Sam was positive that he had not harmed this man before now, had not even seen him before tonight. He was equally positive though that had the man caught him, Sam would very quickly have joined the woman, like her lying in a scarlet pool of his own blood.

Sam was dragged abruptly from his thoughts as the door snapped open again. The brute was back on his feet!

Sam let the paint tin fall to the ground and rushed further into the room. On the opposite wall was a staircase leading to the floor above, he sprinted for it as the door behind him finally burst open. The man let out a cry of triumph as he surged through the doorway.

Sam threw himself up the wooden staircase, the first three steps creaking dangerously and the fourth giving way beneath his weight. His leg crashed through the broken step up to his thigh, his chin striking painfully on the step above. His head swam and Sam fought desperately to stay conscious. His hands scrabbled above him, finally finding purchase on a flimsy wooden hand rail and hauled himself back to his feet as the man sent several of the paint tins tumbling across the storeroom floor. Sam leaped over the broken step and steadied himself against the dizziness in his head. The man reached the bottom of the staircase and Sam bolted to the top.

CRITIQUE

So Sam is the real killer and the man chasing him is the husband of the dead woman in the alley.

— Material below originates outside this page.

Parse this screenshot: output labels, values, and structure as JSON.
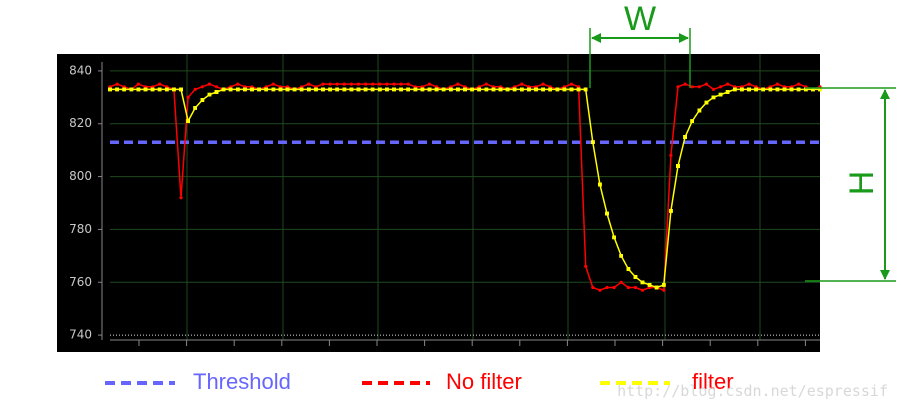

That is totally unbelievable. Tell me how a grown man squeezes through a chained door. Have you ever seen how narrow the opening is on a chained door? And don't entry doors typically swing in, not out, particularly chained ones? This storeroom place is so old and dilapidated that men break through steps and floors just by walking on them, but there's electricity, there's a light in the place? Sam the heartless killer momentarily knocks his assailant senseless, and he doesn't press that advantage? Instead, he spends those precious seconds wondering why the husband of the woman he just killed is after him?

Sorry...made my nonsense-o-meter spike. Re-think the story, then we can talk about the writing.